Белый Тюльпан. Самые пронзительные турецкие рассказы ХХ века. Уровень 1 - Сейфеддин Омер 2 стр.


 Çünkü ben boyun eğmem, el etek öpmem, dedi, halbuki devletliler, mevkilerine hep boyun eğer, el etek hatta ayak öperler ve etraflarına daima hep bu çirkin hareketleri tekrarlayanları toplarlar. Mert, doğru, hür, vicdanının sesine kulak veren bir adam gördüler mi hemen onu mahvetmeye çalışırlar. Gedik Ahmet Paşa[37] niçin hançerlendi, paşam?

Sadrazam, yavaşça dişlerini sıktı. Gözlerini süzdü. Tuttuğu kağıdı buruşturdu. Hiddetlenemiyordu. Ama yanaklarına bir titreme geldi. Vezirken değil, hatta daha beylerbeyi iken bile karşısında kimse böyle dümdüz laf söyleyememişti. Tekrar Acaba deli mi? diye düşündü. Deli değilse bu ne küstahlıktı? Gözlerini daha beter süzdü. İçinden, Şunun başını vurdursam dedi. Kapıcılara bağırmak için ağzını açacaktı. Ansızın vicdanının sesini işitti: İşte, sen de yalakalık, riya, dalkavukluk yollarından yükselenler gibi serbest, düz bir lafı çekemiyorsun! Sen de karşında mert bir insan değil, ayaklarını yalayan bir köpek, zilletinin altında iki kat olmuş bir maskara, bir rezil istiyorsun! Süzük gözlerini açtı. Avucunda sıktığı kağıdı yanına koydu. Tekrar Muhsin Çelebiye baktı. Ortasında geniş bir kılıç yarasının izi parlayan yüksek alnı al yanakları yeni tıraşlı, beyaz yüzü, kalın boynu biraz büyük, eğri burnu ince sarığı tıpkı Şehname[38] sayfalarında görülen eski kahramanların resimlerine benziyordu.
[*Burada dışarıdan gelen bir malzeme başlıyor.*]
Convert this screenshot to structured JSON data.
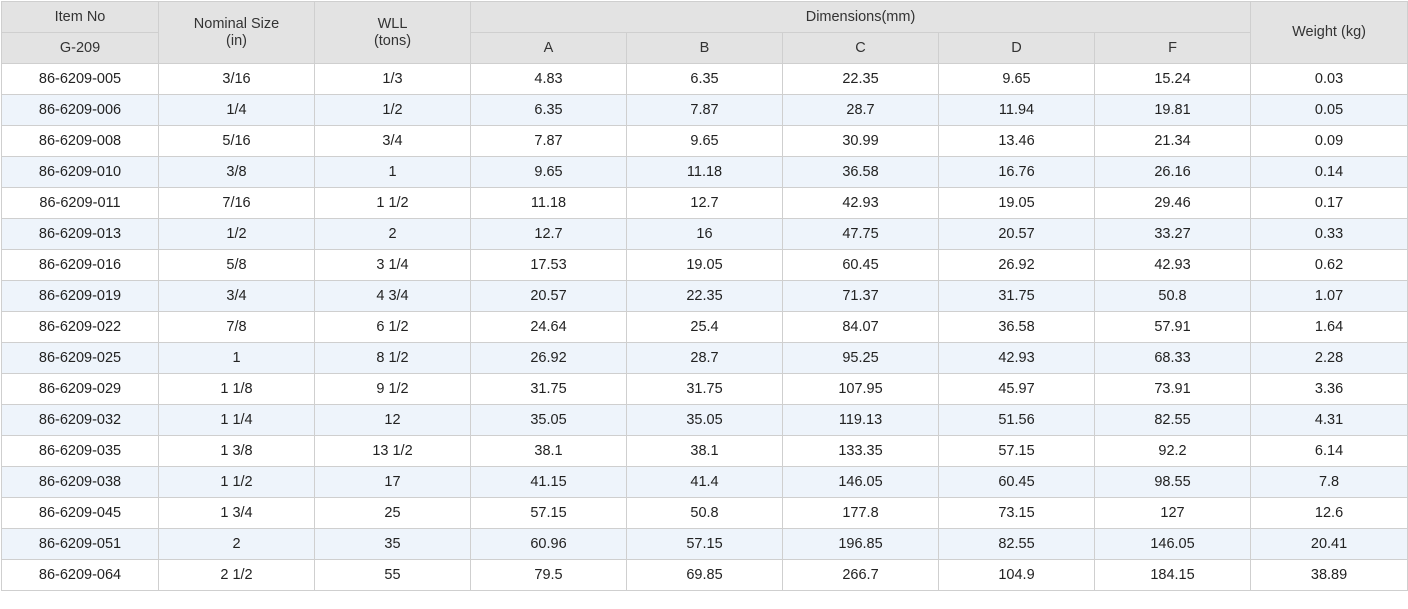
{
  "table": {
    "header": {
      "item_no": "Item No",
      "series": "G-209",
      "nominal_size": "Nominal Size",
      "nominal_size_unit": "(in)",
      "wll": "WLL",
      "wll_unit": "(tons)",
      "dimensions": "Dimensions(mm)",
      "dims": [
        "A",
        "B",
        "C",
        "D",
        "F"
      ],
      "weight": "Weight (kg)"
    },
    "rows": [
      [
        "86-6209-005",
        "3/16",
        "1/3",
        "4.83",
        "6.35",
        "22.35",
        "9.65",
        "15.24",
        "0.03"
      ],
      [
        "86-6209-006",
        "1/4",
        "1/2",
        "6.35",
        "7.87",
        "28.7",
        "11.94",
        "19.81",
        "0.05"
      ],
      [
        "86-6209-008",
        "5/16",
        "3/4",
        "7.87",
        "9.65",
        "30.99",
        "13.46",
        "21.34",
        "0.09"
      ],
      [
        "86-6209-010",
        "3/8",
        "1",
        "9.65",
        "11.18",
        "36.58",
        "16.76",
        "26.16",
        "0.14"
      ],
      [
        "86-6209-011",
        "7/16",
        "1 1/2",
        "11.18",
        "12.7",
        "42.93",
        "19.05",
        "29.46",
        "0.17"
      ],
      [
        "86-6209-013",
        "1/2",
        "2",
        "12.7",
        "16",
        "47.75",
        "20.57",
        "33.27",
        "0.33"
      ],
      [
        "86-6209-016",
        "5/8",
        "3 1/4",
        "17.53",
        "19.05",
        "60.45",
        "26.92",
        "42.93",
        "0.62"
      ],
      [
        "86-6209-019",
        "3/4",
        "4 3/4",
        "20.57",
        "22.35",
        "71.37",
        "31.75",
        "50.8",
        "1.07"
      ],
      [
        "86-6209-022",
        "7/8",
        "6 1/2",
        "24.64",
        "25.4",
        "84.07",
        "36.58",
        "57.91",
        "1.64"
      ],
      [
        "86-6209-025",
        "1",
        "8 1/2",
        "26.92",
        "28.7",
        "95.25",
        "42.93",
        "68.33",
        "2.28"
      ],
      [
        "86-6209-029",
        "1 1/8",
        "9 1/2",
        "31.75",
        "31.75",
        "107.95",
        "45.97",
        "73.91",
        "3.36"
      ],
      [
        "86-6209-032",
        "1 1/4",
        "12",
        "35.05",
        "35.05",
        "119.13",
        "51.56",
        "82.55",
        "4.31"
      ],
      [
        "86-6209-035",
        "1 3/8",
        "13 1/2",
        "38.1",
        "38.1",
        "133.35",
        "57.15",
        "92.2",
        "6.14"
      ],
      [
        "86-6209-038",
        "1 1/2",
        "17",
        "41.15",
        "41.4",
        "146.05",
        "60.45",
        "98.55",
        "7.8"
      ],
      [
        "86-6209-045",
        "1 3/4",
        "25",
        "57.15",
        "50.8",
        "177.8",
        "73.15",
        "127",
        "12.6"
      ],
      [
        "86-6209-051",
        "2",
        "35",
        "60.96",
        "57.15",
        "196.85",
        "82.55",
        "146.05",
        "20.41"
      ],
      [
        "86-6209-064",
        "2 1/2",
        "55",
        "79.5",
        "69.85",
        "266.7",
        "104.9",
        "184.15",
        "38.89"
      ]
    ]
  },
  "colors": {
    "header_bg": "#e3e3e3",
    "stripe_bg": "#eef4fb",
    "border": "#cfcfcf"
  }
}
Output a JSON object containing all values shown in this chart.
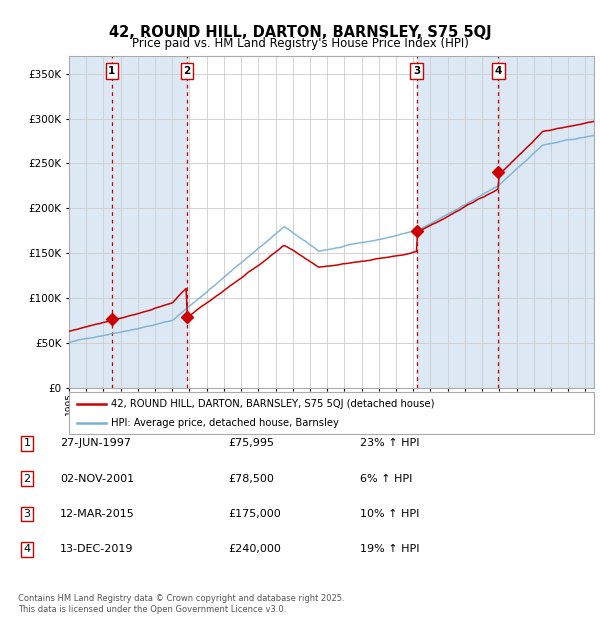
{
  "title": "42, ROUND HILL, DARTON, BARNSLEY, S75 5QJ",
  "subtitle": "Price paid vs. HM Land Registry's House Price Index (HPI)",
  "legend_line1": "42, ROUND HILL, DARTON, BARNSLEY, S75 5QJ (detached house)",
  "legend_line2": "HPI: Average price, detached house, Barnsley",
  "footer": "Contains HM Land Registry data © Crown copyright and database right 2025.\nThis data is licensed under the Open Government Licence v3.0.",
  "purchases": [
    {
      "num": 1,
      "date": "27-JUN-1997",
      "price": 75995,
      "year": 1997.49,
      "pct": "23%",
      "dir": "↑"
    },
    {
      "num": 2,
      "date": "02-NOV-2001",
      "price": 78500,
      "year": 2001.84,
      "pct": "6%",
      "dir": "↑"
    },
    {
      "num": 3,
      "date": "12-MAR-2015",
      "price": 175000,
      "year": 2015.19,
      "pct": "10%",
      "dir": "↑"
    },
    {
      "num": 4,
      "date": "13-DEC-2019",
      "price": 240000,
      "year": 2019.95,
      "pct": "19%",
      "dir": "↑"
    }
  ],
  "table_rows": [
    [
      "1",
      "27-JUN-1997",
      "£75,995",
      "23% ↑ HPI"
    ],
    [
      "2",
      "02-NOV-2001",
      "£78,500",
      "6% ↑ HPI"
    ],
    [
      "3",
      "12-MAR-2015",
      "£175,000",
      "10% ↑ HPI"
    ],
    [
      "4",
      "13-DEC-2019",
      "£240,000",
      "19% ↑ HPI"
    ]
  ],
  "red_color": "#cc0000",
  "blue_color": "#7ab0d4",
  "vline_color": "#cc0000",
  "shade_color": "#dce9f5",
  "grid_color": "#cccccc",
  "ylim": [
    0,
    370000
  ],
  "yticks": [
    0,
    50000,
    100000,
    150000,
    200000,
    250000,
    300000,
    350000
  ],
  "xlim_start": 1995.0,
  "xlim_end": 2025.5,
  "xticks": [
    1995,
    1996,
    1997,
    1998,
    1999,
    2000,
    2001,
    2002,
    2003,
    2004,
    2005,
    2006,
    2007,
    2008,
    2009,
    2010,
    2011,
    2012,
    2013,
    2014,
    2015,
    2016,
    2017,
    2018,
    2019,
    2020,
    2021,
    2022,
    2023,
    2024,
    2025
  ],
  "shade_regions": [
    [
      1995.0,
      1997.49,
      true
    ],
    [
      1997.49,
      2001.84,
      true
    ],
    [
      2001.84,
      2015.19,
      false
    ],
    [
      2015.19,
      2019.95,
      true
    ],
    [
      2019.95,
      2025.5,
      true
    ]
  ]
}
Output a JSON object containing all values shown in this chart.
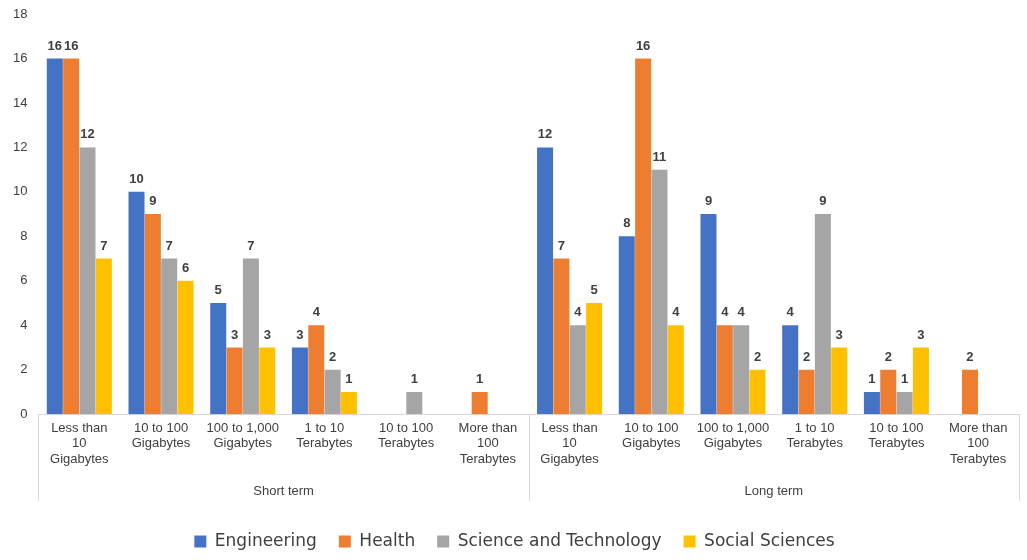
{
  "chart_data": {
    "type": "bar",
    "categories": [
      "Less than 10 Gigabytes",
      "10 to 100 Gigabytes",
      "100 to 1,000 Gigabytes",
      "1 to 10 Terabytes",
      "10 to 100 Terabytes",
      "More than 100 Terabytes",
      "Less than 10 Gigabytes",
      "10 to 100 Gigabytes",
      "100 to 1,000 Gigabytes",
      "1 to 10 Terabytes",
      "10 to 100 Terabytes",
      "More than 100 Terabytes"
    ],
    "series": [
      {
        "name": "Engineering",
        "color": "#4472c4",
        "values": [
          16,
          10,
          5,
          3,
          null,
          null,
          12,
          8,
          9,
          4,
          1,
          null
        ]
      },
      {
        "name": "Health",
        "color": "#ed7d31",
        "values": [
          16,
          9,
          3,
          4,
          null,
          1,
          7,
          16,
          4,
          2,
          2,
          2
        ]
      },
      {
        "name": "Science and Technology",
        "color": "#a5a5a5",
        "values": [
          12,
          7,
          7,
          2,
          1,
          null,
          4,
          11,
          4,
          9,
          1,
          null
        ]
      },
      {
        "name": "Social Sciences",
        "color": "#ffc000",
        "values": [
          7,
          6,
          3,
          1,
          null,
          null,
          5,
          4,
          2,
          3,
          3,
          null
        ]
      }
    ],
    "ylim": [
      0,
      18
    ],
    "yticks": [
      0,
      2,
      4,
      6,
      8,
      10,
      12,
      14,
      16,
      18
    ],
    "grid": false,
    "legend": "bottom",
    "data_labels": true,
    "annotations": [
      "Short term",
      "Long term"
    ]
  }
}
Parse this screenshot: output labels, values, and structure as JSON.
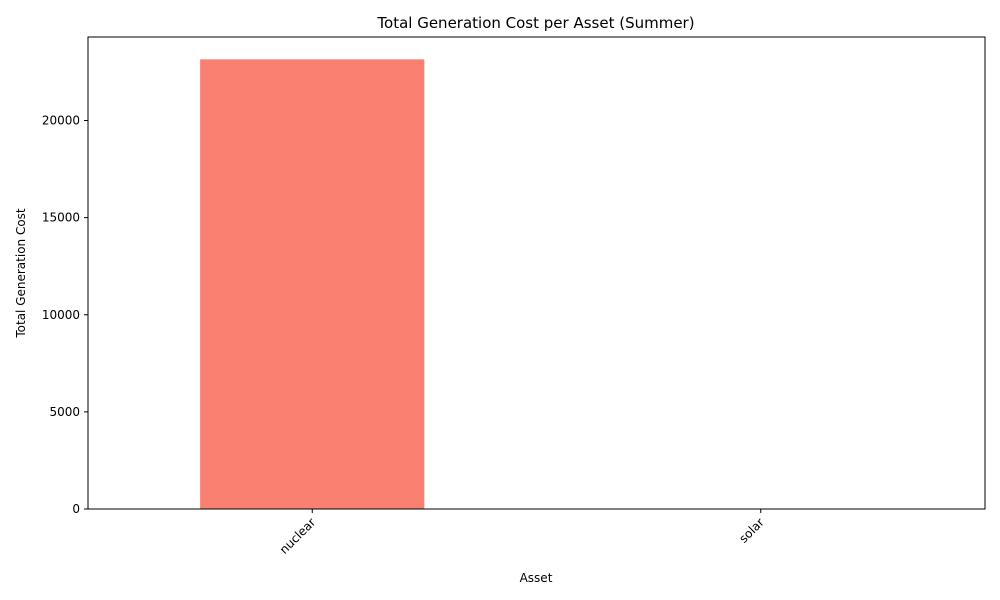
{
  "chart_data": {
    "type": "bar",
    "title": "Total Generation Cost per Asset (Summer)",
    "xlabel": "Asset",
    "ylabel": "Total Generation Cost",
    "categories": [
      "nuclear",
      "solar"
    ],
    "values": [
      23150,
      0
    ],
    "ylim": [
      0,
      24300
    ],
    "yticks": [
      0,
      5000,
      10000,
      15000,
      20000
    ],
    "ytick_labels": [
      "0",
      "5000",
      "10000",
      "15000",
      "20000"
    ],
    "bar_color": "#fa8072",
    "grid": false,
    "legend": "none"
  }
}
Evet bu, alnında yarası görülen kılıcın yere düşüremediği canlı bir kahramandı. Tam bizim aradığımız adam işte dedi. Bu kadar pervasız bir adam devletine, milletine yapılacak hareketi de çekemez, ölümden korkmazdı. Kavuğunu hafifçe salladı:

 Seni Tebrize elçi olarak göndereceğiz.

Muhsin Çelebi sordu:

 Aranızda o kadar çok nişancılar, katipler, hocalar var. Niçin onlardan seçmiyorsunuz?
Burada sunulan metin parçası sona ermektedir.